Senate debates

Thursday, 28 June 2012


Migration Legislation Amendment (The Bali Process) Bill 2012; Second Reading

11:27 am

Photo of Bob CarrBob Carr (NSW, Australian Labor Party, Minister for Foreign Affairs) Share this | Hansard source

Once removed, the numbers went up. I quoted the figures earlier. The Malaysian arrangement is a strong message to people smugglers that they cannot guarantee a future in Australia for those who are smuggled.

We saw that when we announced the Malaysian arrangement last year: the number of arrivals dropped because people smugglers waited to see if the arrangement would be implemented. It was not; and, when the government's legislative amendments were blocked, the people smugglers returned to their business with renewed vigour. And why wouldn't they? That is a clear demonstration of how effective the arrangement would be if the government has the opportunity to implement it. The arrangement would ensure one thing—that none of those transferred would be eligible for resettlement in Australia. When transferred to Malaysia, they would be processed by UNHCR and be subject to UNHCR's normal resettlement program, with no special treatment and with no guarantees about the eventual country of resettlement. That contrasts sharply with the Nauru experience, where processing for resettlement is by Australian Immigration. Where? Primarily in Australia. With Malaysia, none of those transferred would be eligible for special treatment on resettlement. With Nauru, just about all of those processed there end up in Australia. How's that as an effective policy!

I hear critics say that towing vessels back to Indonesia would work. Do they not understand that such a policy would drive people smugglers to sabotage their vessels at the time of interception to avoid being towed back?
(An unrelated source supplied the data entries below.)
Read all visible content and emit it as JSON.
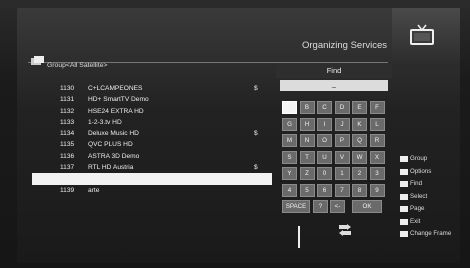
{
  "header": {
    "title": "Organizing Services",
    "group_label": "Group<All Satellite>"
  },
  "channels": [
    {
      "num": "1130",
      "name": "C+LCAMPEONES",
      "dollar": "$",
      "selected": false
    },
    {
      "num": "1131",
      "name": "HD+ SmartTV Demo",
      "dollar": "",
      "selected": false
    },
    {
      "num": "1132",
      "name": "HSE24 EXTRA HD",
      "dollar": "",
      "selected": false
    },
    {
      "num": "1133",
      "name": "1-2-3.tv HD",
      "dollar": "",
      "selected": false
    },
    {
      "num": "1134",
      "name": "Deluxe Music HD",
      "dollar": "$",
      "selected": false
    },
    {
      "num": "1135",
      "name": "QVC PLUS HD",
      "dollar": "",
      "selected": false
    },
    {
      "num": "1136",
      "name": "ASTRA 3D Demo",
      "dollar": "",
      "selected": false
    },
    {
      "num": "1137",
      "name": "RTL HD Austria",
      "dollar": "$",
      "selected": false
    },
    {
      "num": "",
      "name": "",
      "dollar": "",
      "selected": true
    },
    {
      "num": "1139",
      "name": "arte",
      "dollar": "",
      "selected": false
    }
  ],
  "find": {
    "title": "Find",
    "input_value": "_",
    "keys": [
      [
        "A",
        "B",
        "C",
        "D",
        "E",
        "F"
      ],
      [
        "G",
        "H",
        "I",
        "J",
        "K",
        "L"
      ],
      [
        "M",
        "N",
        "O",
        "P",
        "Q",
        "R"
      ],
      [
        "S",
        "T",
        "U",
        "V",
        "W",
        "X"
      ],
      [
        "Y",
        "Z",
        "0",
        "1",
        "2",
        "3"
      ],
      [
        "4",
        "5",
        "6",
        "7",
        "8",
        "9"
      ]
    ],
    "bottom_keys": [
      "SPACE",
      "?",
      "<-"
    ],
    "ok_label": "OK",
    "highlighted_key": "A"
  },
  "legend": [
    {
      "label": "Group",
      "icon": "red-button-icon"
    },
    {
      "label": "Options",
      "icon": "green-button-icon"
    },
    {
      "label": "Find",
      "icon": "find-button-icon"
    },
    {
      "label": "Select",
      "icon": "ok-button-icon"
    },
    {
      "label": "Page",
      "icon": "page-button-icon"
    },
    {
      "label": "Exit",
      "icon": "exit-button-icon"
    },
    {
      "label": "Change Frame",
      "icon": "change-frame-button-icon"
    }
  ]
}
Threats to tow back endanger not only those on the vessel but also the brave Australian officials whose job it is to protect our borders. What a policy that is, to tow the boats back! It would produce a crisis in our relations with our most important near neighbour, Indonesia. It would reduce Australian-Indonesian relations to an ongoing squabble about returning boats to crowded Indonesian ports, to a single transactional issue. In a post-2014 Indonesia—that is, a post-President Yudhoyono Indonesia—it is likely to have even more of an inflammatory effect then it is likely to have now. But that is the opposition policy. The opposition policy is to tow the boats back. It is primitive. It is unworkable. It is inhumane. It is no alternative.

I hear people say that, under the arrangement, Malaysia cannot provide those transferred with appropriate protection. They should read the text of the arrangement and its associated operational guidelines, which are freely available in the public domain. They should read the article by Professor Kessler, an academic expert on Malaysia, that I quoted from earlier. He said:

These arrangements are not perfect … But they are workable. So why resist implementing them?

He also says in that article, by the way:

Abbott's reasons and strategy are clear. On immigration, as on all other matters, he wants, by a chosen strategy of finely targeted obstructionism to all government initiatives … to make the country ungovernable. That is half of his strategy. The other half is then to spend the rest of his time jeering that the government is demonstrably hopeless, that it simply cannot govern. Whose doing is that? Abbott is on a sure winner.

The commitments in the text of the arrangement are not hidden away from scrutiny; they are there for all to see and to hold the Australian and Malaysian governments to account. The arrangement makes clear that those transferred will be treated with dignity and respect, in accordance with human rights standards. They will be accommodated in the community, be allowed an opportunity to work and be provided with minimum standards of care if they cannot. Those are serious commitments entered into by a government serious about stopping this trade, and they are supported by the UNHCR. That answers the arguments of anyone who wants to question the humanity of the Malaysian arrangement: they are supported by the UNHCR, whose integrity and commitment to refugee health and wellbeing cannot be doubted or challenged. They are serious commitments. With regard to the Malaysian arrangement, UNHCR's regional representative, Rick Towle, has acknowledged:

… it has the potential to … make a significant practical contribution to what we're trying to achieve in the region.

I hear critics say that processing people offshore in Nauru is better and proven policy. But creating a new Christmas Island in a foreign country is not enough—not when the people smugglers know that anyone sent to Nauru for processing will almost certainly end up in Australia, exactly where people smugglers promised to deliver their valuable customers. What sort of disincentive is that? The amendments before the Senate today provide the only effective disincentive available to Australia. It is essential that a clear message of deterrence is sent to people smugglers, and this amendment would do it.

The Australian people want humane treatment of people fleeing their homelands on the high seas. They want humane treatment, but at the same time they want an effective border policy. They want an effective border policy, but they do not want to see any loss of life. In a world of less than entirely satisfactory answers and solutions, this is the best option. No option will work without it containing, at its core, a powerful disincentive to the businesses that are driving this flow of sad and threatened humanity.